Лес сумрачен, неприветлив. Частые коряги и сучья вконец размочалили лапти, в лоскутья изодрали сермяжный кафтан.

- Сгину, не выберусь. Помоги, господи, - устало бормочет лохматый тощий бродяга и, задрав бороду, вяло крестится на мутнеющийся в косматых вершинах елей край неба.

Скиталец ослаб, дышит тяжело, хрипло. Опять запинается и падает всем длинным костлявым телом на сухой валежник.

"Все теперь. Конец рабу божию Пахому. Подняться мочи нет. Да и пошто? Все едино не выбраться. Глухомань, зверье да гнус. Эвон черна птица каркает. Чует ворон, что меня хворь одолела. Поди, сперва глаза клевать зачнет. Уж лучше бы медведь задрал. Оно разом и помирать веселее".

Ворон спускается ниже на мохнатую еловую лапу, обдав сухой пахучей хвоей желтое лице скитальца с запавшими глазами и ввалившимися, заросшими щеками.

Пахом лежит покорно и тихо. Открывает глаза и едва шевелит рукой. Ворон отлетает на вздыбленную корягу и ждет жадно, терпеливо. Вот уже скоро начнется для него пир.

Бродяга слабо стонет, руки раскинул словно на распятии. Трещат сучья, шуршит хвоя.
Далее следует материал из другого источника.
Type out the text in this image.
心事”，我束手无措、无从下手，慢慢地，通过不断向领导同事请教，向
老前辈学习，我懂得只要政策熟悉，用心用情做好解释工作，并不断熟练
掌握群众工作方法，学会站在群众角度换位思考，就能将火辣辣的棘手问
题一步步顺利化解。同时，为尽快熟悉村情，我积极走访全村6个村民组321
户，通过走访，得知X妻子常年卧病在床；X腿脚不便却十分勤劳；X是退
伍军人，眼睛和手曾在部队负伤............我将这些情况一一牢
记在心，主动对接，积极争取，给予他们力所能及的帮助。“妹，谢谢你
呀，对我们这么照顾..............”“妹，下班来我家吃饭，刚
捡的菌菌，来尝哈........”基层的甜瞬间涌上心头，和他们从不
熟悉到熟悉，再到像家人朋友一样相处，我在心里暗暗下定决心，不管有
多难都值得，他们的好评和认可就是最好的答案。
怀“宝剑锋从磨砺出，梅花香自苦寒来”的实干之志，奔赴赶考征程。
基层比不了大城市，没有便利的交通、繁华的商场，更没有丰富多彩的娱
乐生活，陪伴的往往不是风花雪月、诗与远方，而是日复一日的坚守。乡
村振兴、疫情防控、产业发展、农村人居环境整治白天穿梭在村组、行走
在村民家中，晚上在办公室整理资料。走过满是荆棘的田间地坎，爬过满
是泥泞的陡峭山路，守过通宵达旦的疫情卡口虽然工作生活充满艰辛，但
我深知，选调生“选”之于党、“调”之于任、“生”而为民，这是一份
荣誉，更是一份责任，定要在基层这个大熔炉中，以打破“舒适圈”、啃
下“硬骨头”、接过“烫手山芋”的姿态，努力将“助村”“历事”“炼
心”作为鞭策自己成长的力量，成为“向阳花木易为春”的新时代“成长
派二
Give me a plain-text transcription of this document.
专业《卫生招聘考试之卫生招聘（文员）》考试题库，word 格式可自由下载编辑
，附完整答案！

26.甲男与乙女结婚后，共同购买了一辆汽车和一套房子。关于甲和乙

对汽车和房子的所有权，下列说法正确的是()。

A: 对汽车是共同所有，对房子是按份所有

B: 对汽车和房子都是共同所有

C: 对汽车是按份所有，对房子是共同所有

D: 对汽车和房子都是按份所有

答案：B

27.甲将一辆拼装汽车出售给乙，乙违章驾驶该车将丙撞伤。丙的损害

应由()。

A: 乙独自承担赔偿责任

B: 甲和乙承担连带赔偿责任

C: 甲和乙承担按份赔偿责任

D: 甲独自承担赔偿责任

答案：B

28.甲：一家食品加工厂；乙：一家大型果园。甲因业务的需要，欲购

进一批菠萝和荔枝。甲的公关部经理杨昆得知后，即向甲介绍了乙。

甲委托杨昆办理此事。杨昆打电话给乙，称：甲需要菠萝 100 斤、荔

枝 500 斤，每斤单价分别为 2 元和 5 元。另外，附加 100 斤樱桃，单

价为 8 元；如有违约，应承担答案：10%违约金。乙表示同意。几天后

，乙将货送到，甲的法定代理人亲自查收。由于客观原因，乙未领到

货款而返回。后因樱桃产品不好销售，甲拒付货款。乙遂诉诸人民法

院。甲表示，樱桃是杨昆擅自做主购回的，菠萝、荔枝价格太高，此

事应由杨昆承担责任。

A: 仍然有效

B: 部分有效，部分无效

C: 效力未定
Ворон снимается с коряги на вершину ели.

Перед человеком стоит лось - весь литой, могучий, в темно-бурой шерсти, с пышными ветвистыми рогами.

Пахом смотрит на зверя спокойно, без страха, А лось замер, круглыми выпуклыми глазищами уставился на опрокинутого навзничь человека.

"И-эх, мясист сохатый" - невольно думает бродяга, и полумертвые глаза его вновь ожили и загорелись волчьим голодным блеском.

Бродяга глотает слюну и тянется рукой к кожаному поясу. Там длинный острый нож в плетеном туеске.

"Пресвятая богородица, сотвори милость свою, придай силы одолеть сохатого. Будет мясо - стану жить. А не то смерть грядет", - одними губами шепчет Пахом и потихоньку вытаскивает нож из туеска.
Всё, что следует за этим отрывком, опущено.